Wednesday, July 23, 2008

Rules are Made to be Broken

I'm currently reading The Journey of Man, a great book my uncle gave me for birthday. It follows the molecular history of the dispersal of humans across the world, starting in Africa and branching out.

We can trace single DNA polymorphisms that are prevalent in entire populations (Europeans vs. South Asians for example) back to a single mutation in a single man or woman. We trace changes in skills, language, and human progress along with this molecular paths.

While I was daydreaming on the shuttle yesterday, I was hit by the fact that it didn't just matter that these gene mutations were made, but the other fact, the fact that the human with this mutation was able to reach out beyond what he or she knew at the time. Imagine being the first person to draw something? Or the first human being to put complex sentences together? It is absolutely incredible to me, because it takes a leap in thinking and processing, but it also means you have to go against the grain, against what is normal. Against the rules.

I've been thinking a lot lately about scientific innovation. In breast cancer we have pretty good treatments, but we don't have a cure. There must be a way to prevent it, or at least to guarantee it won't come back. There just must be. But the rules, the way we think, what we know to be true, could be wrong, in which case we could be missing something. Something obvious even if we changed the rules/principles we know.

Hehe maybe I'll have the genetic mutation that will allow a leap of thinking to occur. If I could break a "rule" I'd want to rethink transportation. I wish there was a way for us to just morph ourselves where we want to be. Or maybe not. Maybe just a way for me to morph myself to any location in the world. It could be dangerous if everyone had that capability. This way I could take all the liquids I want and visit all my friends in cool places without spending a nickel.

1 comment:

Jaline said...

What a coincidence that you've been reading this book! I'm giving a bootcamp lecture this fall on human genetic variation and disease, and since I know little to nothing about it I've taken this week to start doing some background reading.

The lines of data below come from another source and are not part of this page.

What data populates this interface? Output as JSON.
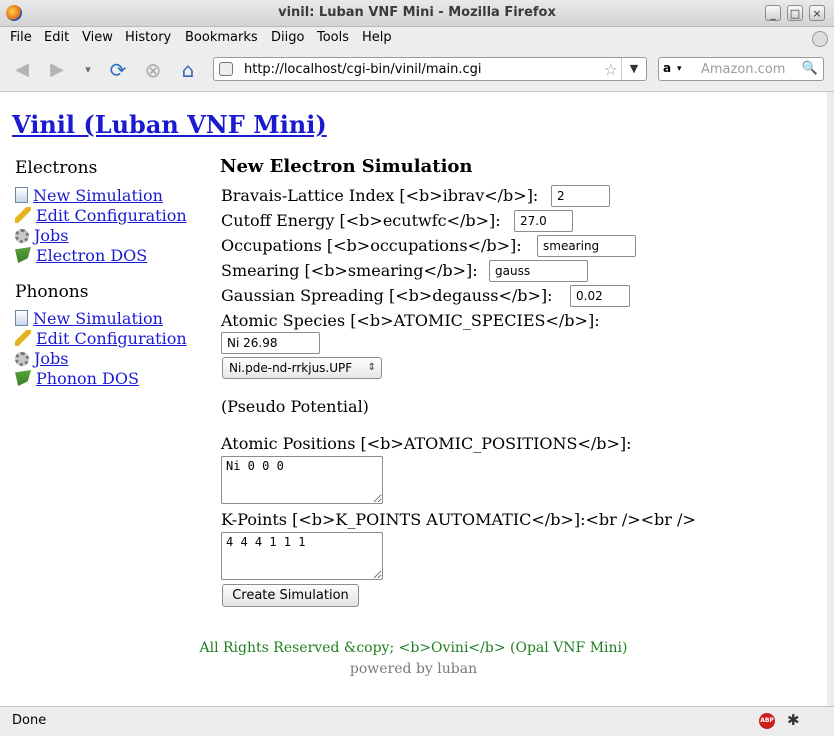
{
  "window": {
    "title": "vinil: Luban VNF Mini - Mozilla Firefox",
    "controls": {
      "minimize": "_",
      "maximize": "□",
      "close": "×"
    }
  },
  "menu": [
    "File",
    "Edit",
    "View",
    "History",
    "Bookmarks",
    "Diigo",
    "Tools",
    "Help"
  ],
  "menu_mnemonic": [
    "F",
    "E",
    "V",
    "H",
    "B",
    "",
    "T",
    "H"
  ],
  "toolbar": {
    "url": "http://localhost/cgi-bin/vinil/main.cgi",
    "search_placeholder": "Amazon.com",
    "search_engine": "a"
  },
  "page": {
    "heading": "Vinil (Luban VNF Mini)",
    "sidebar": {
      "electrons_title": "Electrons",
      "electrons_items": [
        {
          "label": "New Simulation",
          "icon": "document-icon"
        },
        {
          "label": "Edit Configuration",
          "icon": "pencil-icon"
        },
        {
          "label": "Jobs",
          "icon": "gear-icon"
        },
        {
          "label": "Electron DOS",
          "icon": "flag-icon"
        }
      ],
      "phonons_title": "Phonons",
      "phonons_items": [
        {
          "label": "New Simulation",
          "icon": "document-icon"
        },
        {
          "label": "Edit Configuration",
          "icon": "pencil-icon"
        },
        {
          "label": "Jobs",
          "icon": "gear-icon"
        },
        {
          "label": "Phonon DOS",
          "icon": "flag-icon"
        }
      ]
    },
    "form": {
      "title": "New Electron Simulation",
      "ibrav_label": "Bravais-Lattice Index [<b>ibrav</b>]:",
      "ibrav_value": "2",
      "ecutwfc_label": "Cutoff Energy [<b>ecutwfc</b>]:",
      "ecutwfc_value": "27.0",
      "occupations_label": "Occupations [<b>occupations</b>]:",
      "occupations_value": "smearing",
      "smearing_label": "Smearing [<b>smearing</b>]:",
      "smearing_value": "gauss",
      "degauss_label": "Gaussian Spreading [<b>degauss</b>]:",
      "degauss_value": "0.02",
      "species_label": "Atomic Species [<b>ATOMIC_SPECIES</b>]:",
      "species_value": "Ni 26.98",
      "pseudo_select": "Ni.pde-nd-rrkjus.UPF",
      "pseudo_note": "(Pseudo Potential)",
      "positions_label": "Atomic Positions [<b>ATOMIC_POSITIONS</b>]:",
      "positions_value": "Ni 0 0 0",
      "kpoints_label": "K-Points [<b>K_POINTS AUTOMATIC</b>]:<br /><br />",
      "kpoints_value": "4 4 4 1 1 1",
      "submit": "Create Simulation"
    },
    "footer_rights": "All Rights Reserved &copy; <b>Ovini</b> (Opal VNF Mini)",
    "footer_powered": "powered by luban"
  },
  "status": {
    "text": "Done"
  }
}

I've come across some mention of complex diseases such as breast cancer. When you have something like cystic fibrosis, where the cause of the disease can be pinpointed to one particular gene (even if that gene could be mutated hundreds of different ways to produce variations in severity, age of onset, etc), traditional ideas of one drug, one target can be effective treatments. But when you've got a complex disease, where hundreds of genes are involved and each one contributes at most 1-2% to the disease phenotype, it doesn't make sense to use tried-and-true methods of drug design and discovery.

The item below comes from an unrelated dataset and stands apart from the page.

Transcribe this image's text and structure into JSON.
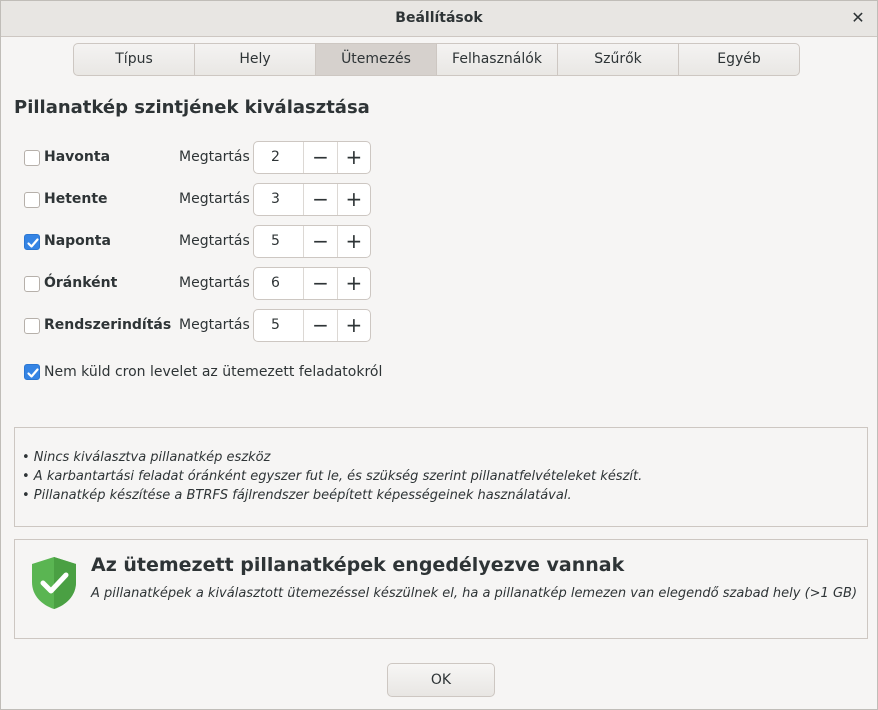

I'm ultimately pessimistic about our ability to cure advanced (or even moderate) cancers using traditional approaches. We need something completely different! The genome-wide scans I've been reading about might help identify people's genes that are at risk of becoming oncogenes, and if we could develop a kind of preventative gene therapy to insert "good" copies of those genes into people before they got sick...

I wonder what religious fundamentalists would think of all this. And if they'd change their minds once they got cancer.